While I’d never wish a miscarriage on anyone, know it isn’t the worst thing in the world. I know many people who have lost one or two pregnancies and now have healthy children. Going through the miscarriage or miscarriages was tough, but it was a temporary set back. Don’t let the fear of miscarrying get in the way of the joy of pregnancy.
Post # 9
itssunshine: What Pollywog: said. MC is so common. I was so overwhelmed with fear after my first pregnancy… and I miscarried. While it was incredibly difficult, and something I don’t ever want to experience again, it happened and life does go on. Don’t let the fear of miscarrying get in the way of the joy of pregnancy.
Post # 10
It is common but like someone said, it doesn’t mean it will happen to you. Relax and have faith in the process. If this is the time for you, everything will fall into place. best of luck!
Post # 11
Unfortunately it is super common. That being said you just have to be prepared. I have had 3 miscarriages and although I’m in the minority (currently being tested for recurrent pregnancy loss) I forced myself to have the mantra that what is going to happen will happen no matter what. I pray and hope for viable pregnancies but it doesn’t always work out that way. Then if you do have a miscarriage take time to heal and greive because it really does suck, but life does go on and you try again. Prayer definitely has helped me try to stay positive. I echo PPs saying take it day by day, remind yourself today I am pregnant, that really helps too. Best of luck to you!
Post # 12
Statistics vary but it’s somewhere around 20% which is quite high. Of the about 25 people i know who’ve had children in the last two years none of them have miscarried which is good but also makes me so worried that when it happens for me i’ll be the one who looses it because well someone has too! I’m pretty sure i have had one already when i was 16. I thought the second line on a pregnancy test had to be as dark as the test line to be a positive (i know how stupid!) so i was pregnant at one point and obviously had an early mc. I’m glad i was obviously too dumb to know.
Post # 13
- Wedding: September 2015 - Hotel Ballroom
itssunshine: I have the exact same fears! Glad to know I’m not the only one. The only thing I can tell you, is that no matter what happens we are all going to get through this together. *hugs*
Post # 14
itssunshine: Yes, it is common, which sucks. But, this is something that is completely out of anyone’s control and like PPs have said, is often the result of a chromosomal issue that would prevent baby from living.
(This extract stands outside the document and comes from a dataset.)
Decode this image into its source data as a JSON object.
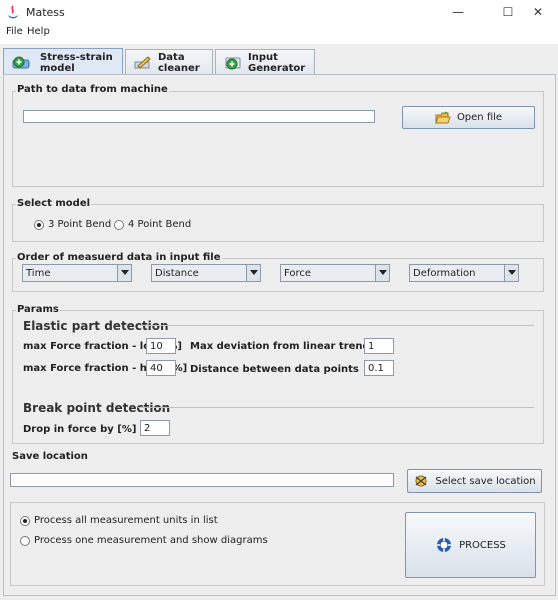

I miscarried my first pregnancy at 6.5 weeks (I had a chemical pregnancy…one that hasn’t been confirmed via ultrasound when lost) and it was emotionally devastating. Even with the stats, the odds are in favor of everything being fine. And many, many women who have one CP/MC do not have amother, especially back to back. Darling Husband and I conceived our son (I’m 5 months today!) the very next cycle and he is doing well so far. There is nothing to do to prepare except knowing that if it happens to you, you are not alone (at all…when I shared about my MC with a few women, many of them had experienced one or knew someone who had) and there is absolutely no shame. You just have to be kind to yourself and know that one day, you will have your baby. Best of luck!
Post # 15
amanda3334455: that’s exactly what I needed to hear. I have been praying , but I am a control freak. And I turned to the Gods of Google for some reassurance , but as pink.lemonade: said…that was a major mistake haha it just made it worse.
Pollywog: that is what my husband told me , too, but the way you phrased it for some reason made me calmer.
Thank you to everyone who responded. I’m so excited for the possibility of the future, but it was being dampened by this overwhelming fear. And I guess now, if I were to miscarry, I know I am not alone and that I will have people to talk to who understand.